An der Nord- und Ostseeküste finden sich zahlreiche sperrige Relikte aus der Zeit des Nationalsozialismus. Der fünfte Teil der Reihe „Böse Bauten“ reist von Holland bis an die Ostsee nach Rügen und Peenemünde.
Erschütternd und bizarr
Quelle: ZDF/Thomas Hamelmann
Wie geht die Küstenregion mit dem Nazi-Bauerbe um? Die Bunker des so genannten „Atlantikwalls“ im niederländischen Scheveningen, dem See-Vorort von Den Haag, bieten ein bizarres Bild, mitten in der Ferienidylle. Was soll man mit ihnen anfangen? Eine holländische Stiftung kümmert sich nun um diese Beton-Bauwerke, die die deutschen Besatzer einst hinterlassen haben. Freiwillige graben sie aus dem Dünensand frei und restaurieren sie sogar originalgetreu. Der Atlantikwall: Ein länderübergreifendes, europäisches Kriegs-Monument, das für die Zukunft erhalten sein will. Den Bauten des ehemaligen Feindes nehmen sich nun die Holländer an und befragen gleichzeitig ihre eigene Geschichte. Manche Bunker werden auch ganz friedlich neu interpretiert und verwandeln sich in stylische Eigenheime.
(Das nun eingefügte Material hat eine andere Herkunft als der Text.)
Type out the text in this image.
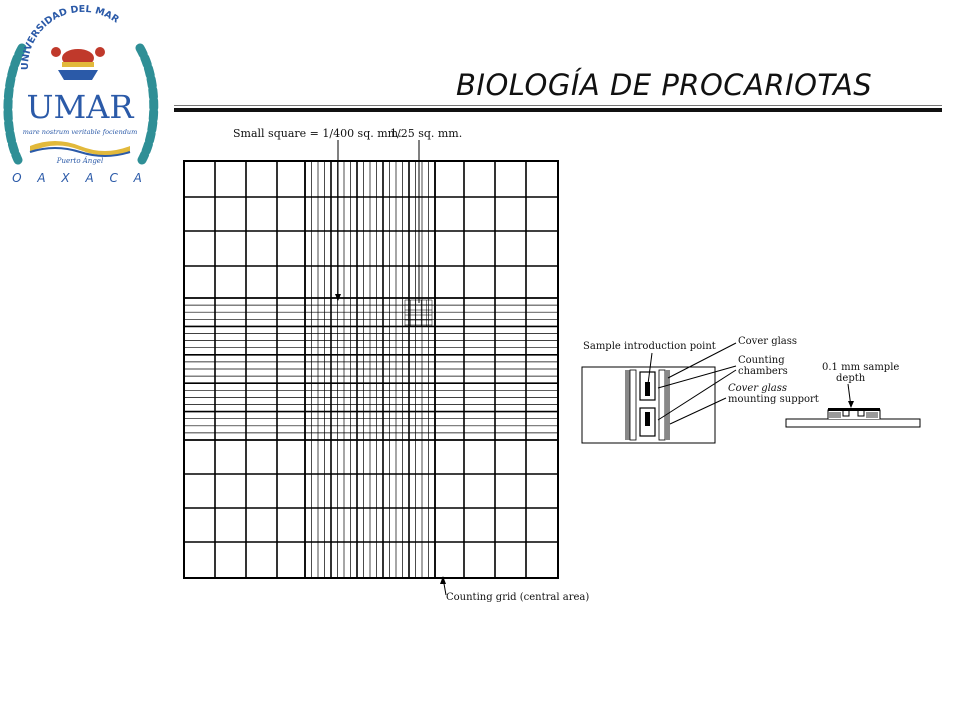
UNIVERSIDAD DEL MAR
UMAR
mare nostrum veritable fociendum
Puerto Ángel
O A X A C A
BIOLOGÍA DE PROCARIOTAS
Small square = 1/400 sq. mm.
1/25 sq. mm.
Counting grid (central area)
Sample introduction point Cover glass
Counting
chambers
Cover glass
mounting support
0.1 mm sample
depth
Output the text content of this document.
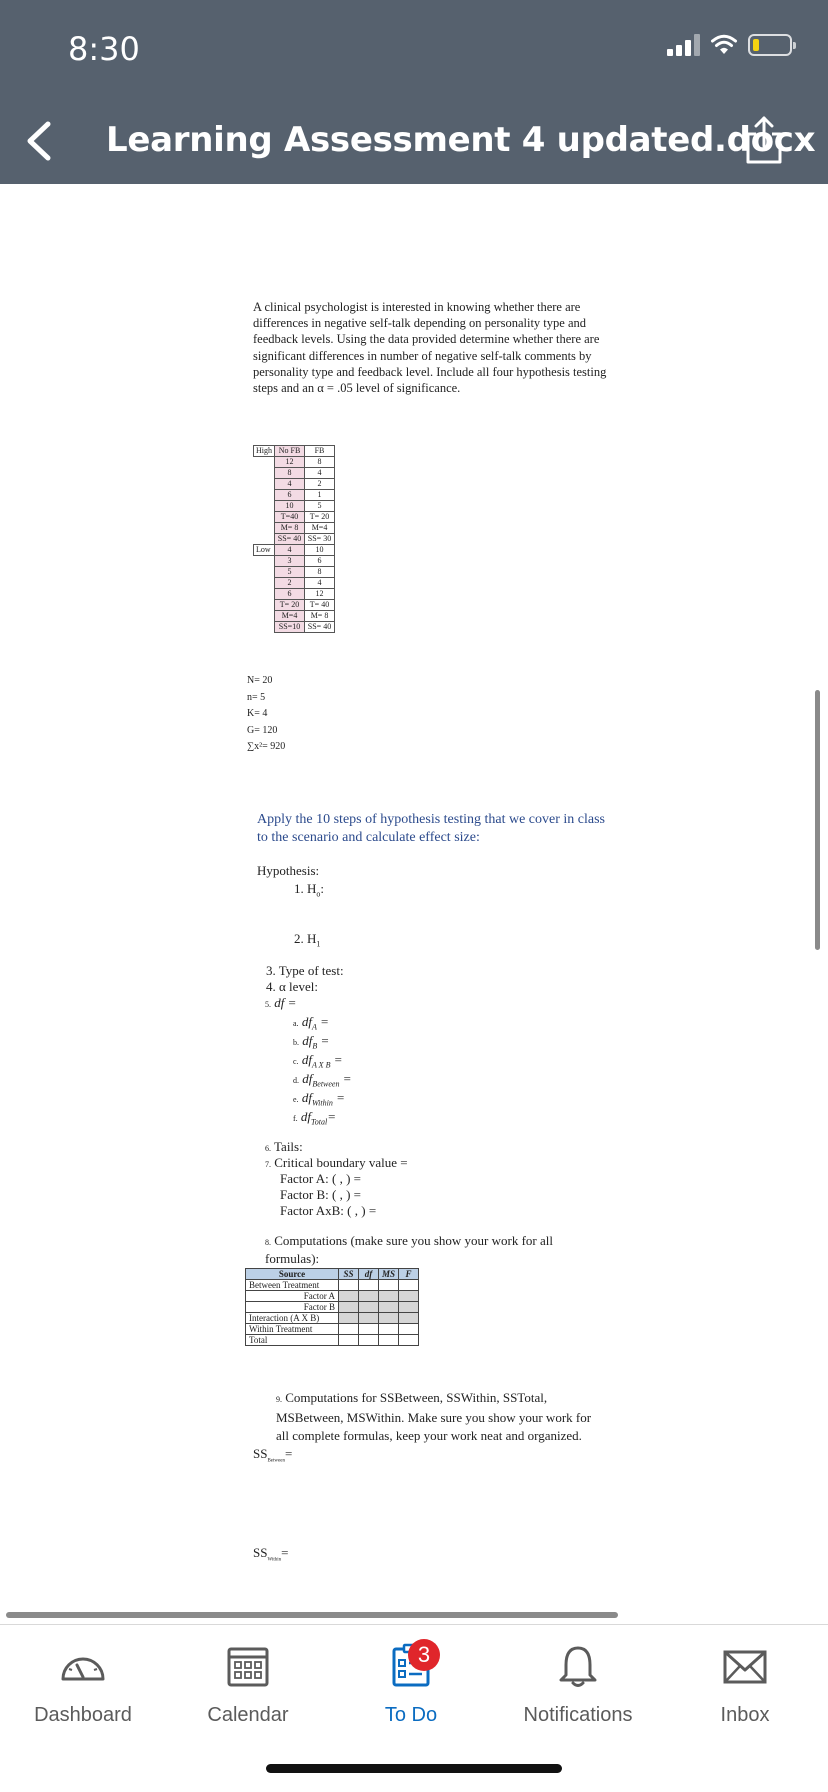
8:30
Learning Assessment 4 updated.docx

A clinical psychologist is interested in knowing whether there are differences in negative self-talk depending on personality type and feedback levels. Using the data provided determine whether there are significant differences in number of negative self-talk comments by personality type and feedback level. Include all four hypothesis testing steps and an α = .05 level of significance.

High	No FB	FB
	12	8
	8	4
	4	2
	6	1
	10	5
	T=40	T= 20
	M= 8	M=4
	SS= 40	SS= 30
Low	4	10
	3	6
	5	8
	2	4
	6	12
	T= 20	T= 40
	M=4	M= 8
	SS=10	SS= 40
N= 20
n= 5
K= 4
G= 120
∑x²= 920

Apply the 10 steps of hypothesis testing that we cover in class to the scenario and calculate effect size:

Hypothesis:
1. $H_o$:
2. $H_1$
3. Type of test:
4. α level:
5. df =
a. $df_A$ =
b. $df_B$ =
c. $df_{A X B}$ =
d. $df_{Between}$ =
e. $df_{Within}$ =
f. $df_{Total}=$
6. Tails:
7. Critical boundary value =
Factor A: ( , ) =
Factor B: ( , ) =
Factor AxB: ( , ) =
8. Computations (make sure you show your work for all formulas):
Source	SS	df	MS	F
Between Treatment				
Factor A				
Factor B				
Interaction (A X B)				
Within Treatment				
Total				
9. Computations for SSBetween, SSWithin, SSTotal, MSBetween, MSWithin. Make sure you show your work for all complete formulas, keep your work neat and organized.
$SS_{Between}=$
$SS_{Within}=$
Dashboard	Calendar
3
To Do	Notifications	Inbox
Ein erschütterndes Kriegsmonument ist das wenig bekannte Kriegsgefangenenlager Sandbostel zwischen Bremen und Hamburg. Dort, wo Tausende von Kriegsgefangenen und KZ-Häftlingen sterben mussten, versucht man jetzt, die historischen Baracken und Mauerreste zu sichern und legt überwucherte Fundamente frei. Jugendliche helfen dabei. Das Ziel ist, die Überreste nicht zu rekonstruieren, sondern sie in ihrer oft ruinösen Gestalt zu konservieren.
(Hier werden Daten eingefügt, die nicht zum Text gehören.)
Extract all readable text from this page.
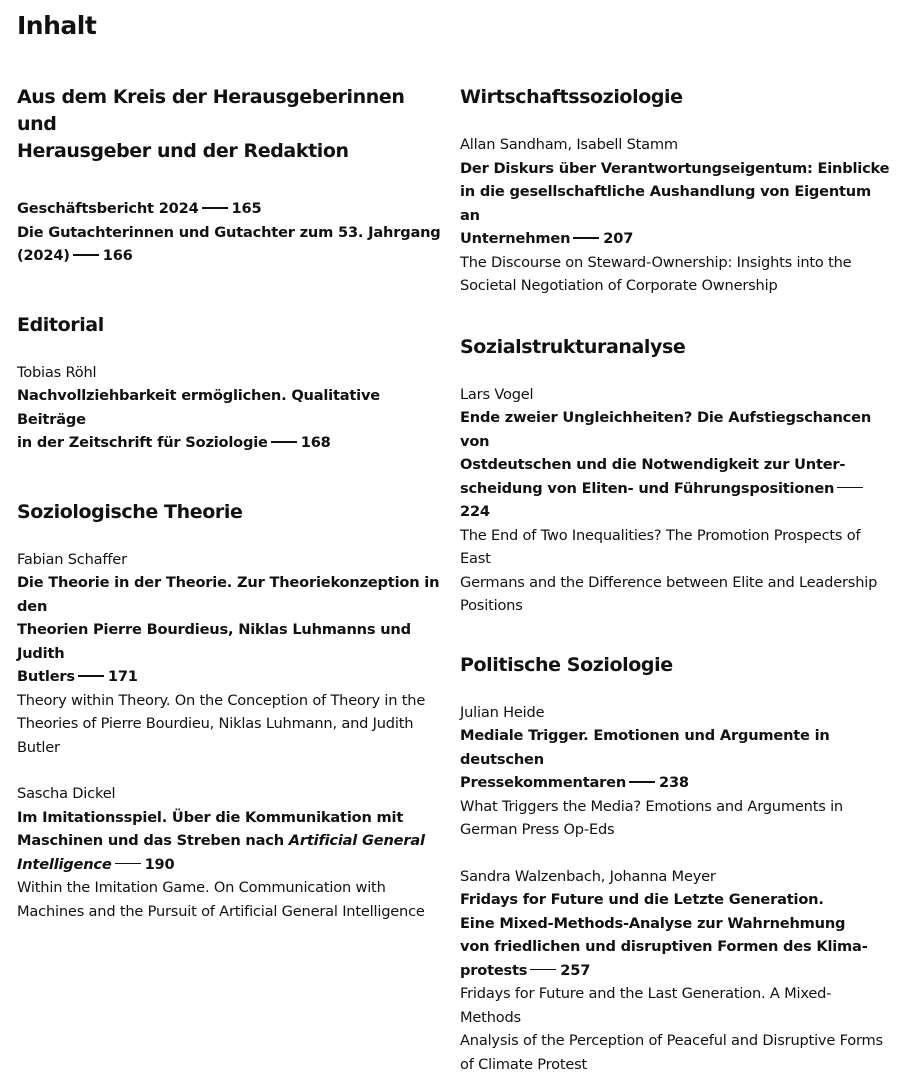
Inhalt
Aus dem Kreis der Herausgeberinnen und
Herausgeber und der Redaktion
Geschäftsbericht 2024 165
Die Gutachterinnen und Gutachter zum 53. Jahrgang
(2024) 166
Editorial
Tobias Röhl
Nachvollziehbarkeit ermöglichen. Qualitative Beiträge
in der Zeitschrift für Soziologie 168
Soziologische Theorie
Fabian Schaffer
Die Theorie in der Theorie. Zur Theoriekonzeption in den
Theorien Pierre Bourdieus, Niklas Luhmanns und Judith
Butlers 171
Theory within Theory. On the Conception of Theory in the
Theories of Pierre Bourdieu, Niklas Luhmann, and Judith
Butler
Sascha Dickel
Im Imitationsspiel. Über die Kommunikation mit
Maschinen und das Streben nach Artificial General
Intelligence 190
Within the Imitation Game. On Communication with
Machines and the Pursuit of Artificial General Intelligence
Wirtschaftssoziologie
Allan Sandham, Isabell Stamm
Der Diskurs über Verantwortungseigentum: Einblicke
in die gesellschaftliche Aushandlung von Eigentum an
Unternehmen 207
The Discourse on Steward-Ownership: Insights into the
Societal Negotiation of Corporate Ownership
Sozialstrukturanalyse
Lars Vogel
Ende zweier Ungleichheiten? Die Aufstiegschancen von
Ostdeutschen und die Notwendigkeit zur Unter-
scheidung von Eliten- und Führungspositionen224
The End of Two Inequalities? The Promotion Prospects of East
Germans and the Difference between Elite and Leadership
Positions
Politische Soziologie
Julian Heide
Mediale Trigger. Emotionen und Argumente in deutschen
Pressekommentaren 238
What Triggers the Media? Emotions and Arguments in
German Press Op-Eds
Sandra Walzenbach, Johanna Meyer
Fridays for Future und die Letzte Generation.
Eine Mixed-Methods-Analyse zur Wahrnehmung
von friedlichen und disruptiven Formen des Klima-
protests 257
Fridays for Future and the Last Generation. A Mixed-Methods
Analysis of the Perception of Peaceful and Disruptive Forms
of Climate Protest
Explosive Hinterlassenschaft
Quelle: ZDF/Sebastian Felsch
Derweil sorgt das längste und wohl prominenteste NS-Bauwerk des Nordostens, das einstige KdF-Seebad Prora auf Rügen, immer wieder für Schlagzeilen. Schicke Eigentumswohnungen verkaufen sich bestens, aber was wird vom Original noch erfahrbar bleiben? Die Dokumentation unternimmt eine kritische Spurensuche. In Peenemünde, auf der Ostsee-Insel Usedom, besucht das ZDF-Team das streng abgeriegelte munitionsbelastete Sperrgebiet der ehemaligen Heeresversuchsanstalt, in der Wernher von Braun, der „Vater“ der US-Mondlandung, mit der V2-Rakete frühe NS-Karriere machte. Dort, wo die Versuchsraketen in den Himmel geschossen wurden, wuchert heute dichter Wald, fast unberührt seit den 1930er Jahren. Doch zwischen Trümmerbrocken und den Bäumen lauern noch alte, explosive Munitionsreste. Die Vergangenheit gibt ihre Geheimnisse preis. Was kann hier erhalten bleiben, was muss aufgegeben werden?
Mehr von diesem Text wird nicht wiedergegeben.